If the recent launch of their flagship Mi 5 smartphone during Mobile World Congress back in February wasn't enough evidence, Xiaomi has become a big deal. No longer just a brand that only operates inside of China, Xiaomi has taken India by storm, and it looks like the rest of the World is next. While they're most known for their smartphones here in the West, back in the Far East the brand is known for that and much more more besides. The Mi branding has been applied to everything from battery packs to TVs in recent years. One of their more mainstream products - yet also offbeat for a phone manufacturer - is the Yeelight. Announced as, primarily, a smart bedside lamp the Yeelight connects to your phone via Bluetooth and can be scheduled and controlled from your Android smartphone. It features 16 Million colors and the ability to change between them all through both gesture and the smartphone app. So, let's take a closer look shall we?
Features and Specs
It's perhaps a little strange for a site like ours to be reviewing a smart lamp, but the Yeelight is a fairly charming little device, and its feature list does seem to have a lot on offer:
- On/Off switch and Scene Mode button
- Gesture-controlled brightness
- Bluetooth control app for scheduling, color change and more
- 16 Million different color combinations
- Osram LEDs with 20,000 life span
- Higher CRI than most Museums
- Color temperature from 1700K all the way up to 6500K
In the box there's not much beside the Yeelight itself, a DC power adapter and a small instruction manual, which is of course, all in Chinese. The packaging itself is fairly non-descript and minimal as we've come to expect from Xiaomi, and while it would be nice to have a little better presentation here, there's not much to complain about.
Design and Build
Focusing on how the Yeelight itself looks for a moment, there's not a whole lot to talk about, really. That might sound like a negative, but in reality this lack of design has been created...by design. The lamp is designed to be fairly low-key in the bedroom or in an office environment - as I primarily use mine in - and with just a white tower and a subtle aluminum base with just one small logo, the Yeelight achieves that goal. It's not too wide or too tall, but it is a little heavier than I was expecting (which actually helps the device to stay upright). At 8.5-inches tall, the Yeelight is about 75% the height of a PS4, and is a little shorter than most lamps marketed as bedside lamps. The placement of the buttons on the top is nice, and the power button is nice and big, making it easy to find in the dark. The scene button on the other hand (which cycles though different color-changing modes) is a little thin and could depress further for me, but otherwise it's okay. All-in-all, it's a good-looking little lamp that doesn't try too hard to stand out, making it minimal and easy to blend in to the majority of layouts.

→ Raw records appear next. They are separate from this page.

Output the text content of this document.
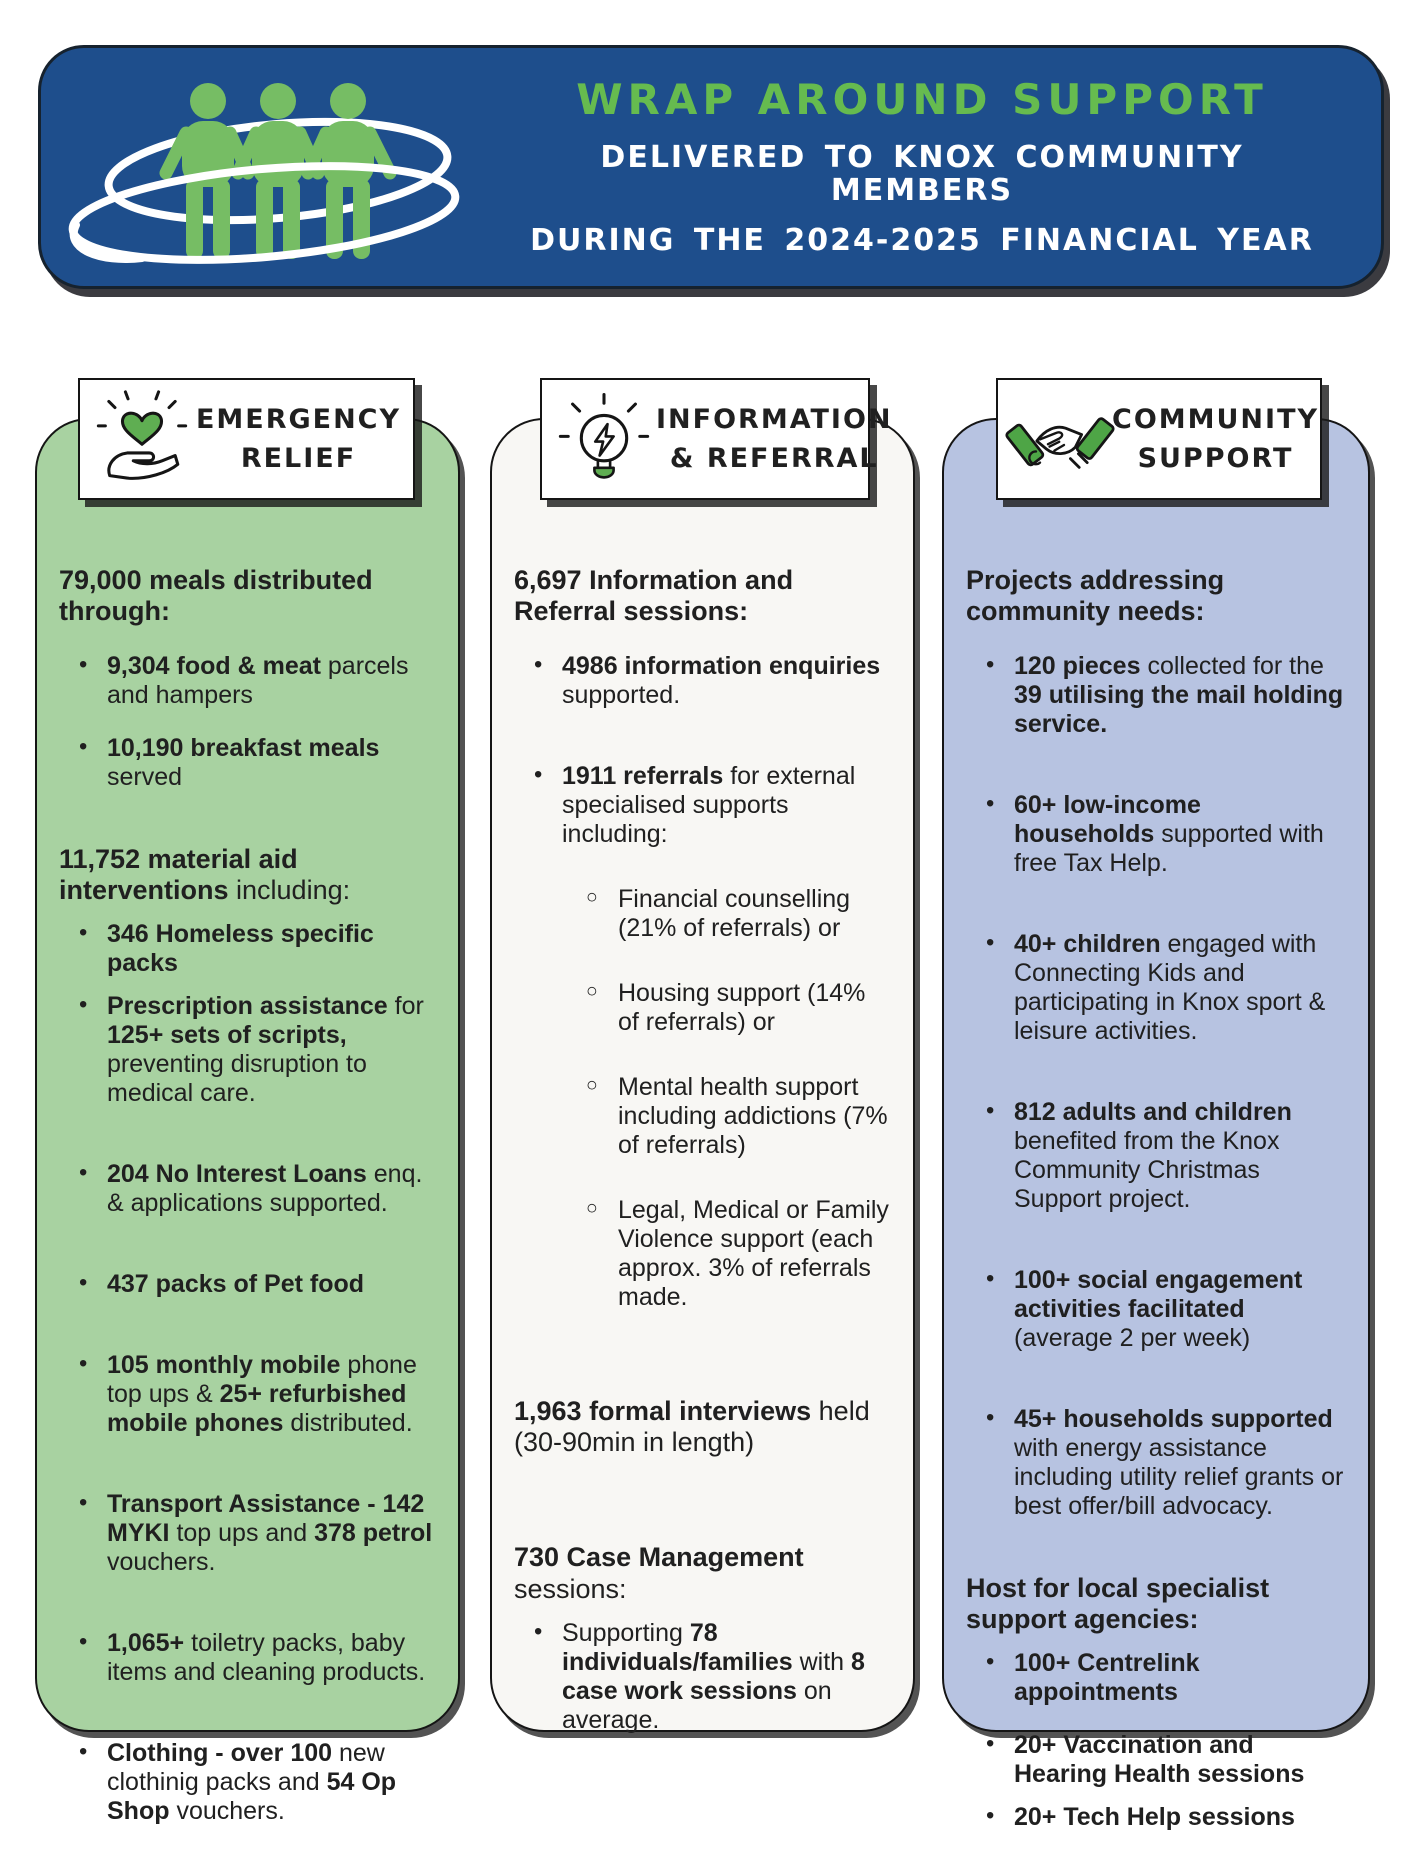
WRAP AROUND SUPPORT
DELIVERED TO KNOX COMMUNITY MEMBERS
DURING THE 2024-2025 FINANCIAL YEAR
79,000 meals distributed through:
• 9,304 food & meat parcels and hampers
• 10,190 breakfast meals served
11,752 material aid interventions including:
• 346 Homeless specific packs
• Prescription assistance for 125+ sets of scripts, preventing disruption to medical care.
• 204 No Interest Loans enq. & applications supported.
• 437 packs of Pet food
• 105 monthly mobile phone top ups & 25+ refurbished mobile phones distributed.
• Transport Assistance - 142 MYKI top ups and 378 petrol vouchers.
• 1,065+ toiletry packs, baby items and cleaning products.
• Clothing - over 100 new clothinig packs and 54 Op Shop vouchers.
6,697 Information and Referral sessions:
• 4986 information enquiries supported.
• 1911 referrals for external specialised supports including:
○ Financial counselling (21% of referrals) or
○ Housing support (14% of referrals) or
○ Mental health support including addictions (7% of referrals)
○ Legal, Medical or Family Violence support (each approx. 3% of referrals made.
1,963 formal interviews held (30-90min in length)
730 Case Management sessions:
• Supporting 78 individuals/families with 8 case work sessions on average.
Projects addressing community needs:
• 120 pieces collected for the 39 utilising the mail holding service.
• 60+ low-income households supported with free Tax Help.
• 40+ children engaged with Connecting Kids and participating in Knox sport & leisure activities.
• 812 adults and children benefited from the Knox Community Christmas Support project.
• 100+ social engagement activities facilitated (average 2 per week)
• 45+ households supported with energy assistance including utility relief grants or best offer/bill advocacy.
Host for local specialist support agencies:
• 100+ Centrelink appointments
• 20+ Vaccination and Hearing Health sessions
• 20+ Tech Help sessions
EMERGENCY
RELIEF
INFORMATION
& REFERRAL
COMMUNITY
SUPPORT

As far as build quality goes, there's little to complain here. The unit feels solidly-made, and at roughly 700g or so is weighty enough to stay still. Will it hold up to being knocked over and such? I think it should withstand carpeted floors pretty easily, but on concrete? I wouldn't be so sure. With no glass however, there's little danger of this shattering or being smashed, but I do thing that white plastic tower could be scratched if it was knocked about on rough surfaces. The LEDs inside of the Yeelight are said to last for 20,000 hours, which is pretty good. Especially compared to the 15,000 hours or so the Philips Hue line of LED bulbs are rated at.
A smart lamp such as this wouldn't be very smart without some sort of app attached to it, now would it? Despite the fact that the Yeelight is of course a product out of China, the app is available in the Play Store for free and it's translated into English, too. It's not a perfect translation, but it's fairly intuitive as it is. Selecting the "Hue" option from the bottom presents a choice of different colors, choose from a spectrum of white or use the Flow feature to cycle through all the different colors.
The above is a screen of the app in its "White" mode. Moving left to right on the display will change the color temperature of the lamp and moving your finger up or down will adjust the brightness of the lamp. This is really intuitive and should be easily used by even those that aren't tech-savvy. Getting the app setup doesn't take long, and users can name their lamps whatever they want to keep track of multiple lamps around the house. Other features include the ability to control how quickly the flow moves from color-to-color.
All-in-all, the Yeelight is a pretty quirky product that has a lot going for it; it's compact and unassuming, easy-to-use and can be placed anywhere thanks to its Bluetooth control. While the color-changing aspect of the lamp might seem like a bit of a gimmick, blue light can be very harsh on the eyes, so changing it to a warmer temperature (or to red as I do when playing PS4) can create less strain on your eyes and if you're using it by the bed, help you switch off quicker at night. As a desk lamp, which mine is often used as, it's a nice way of winding down at the end of the day with a warmer color tone and such. For those in the US however, it can be a little difficult to get hold of, it is available from Amazon and such, but it's become something of a hot niche product. Right now, it's available for around $70 from Amazon, which might be a little expensive, but if you like these smart sort of appliances and need a new lamp it's a decent choice.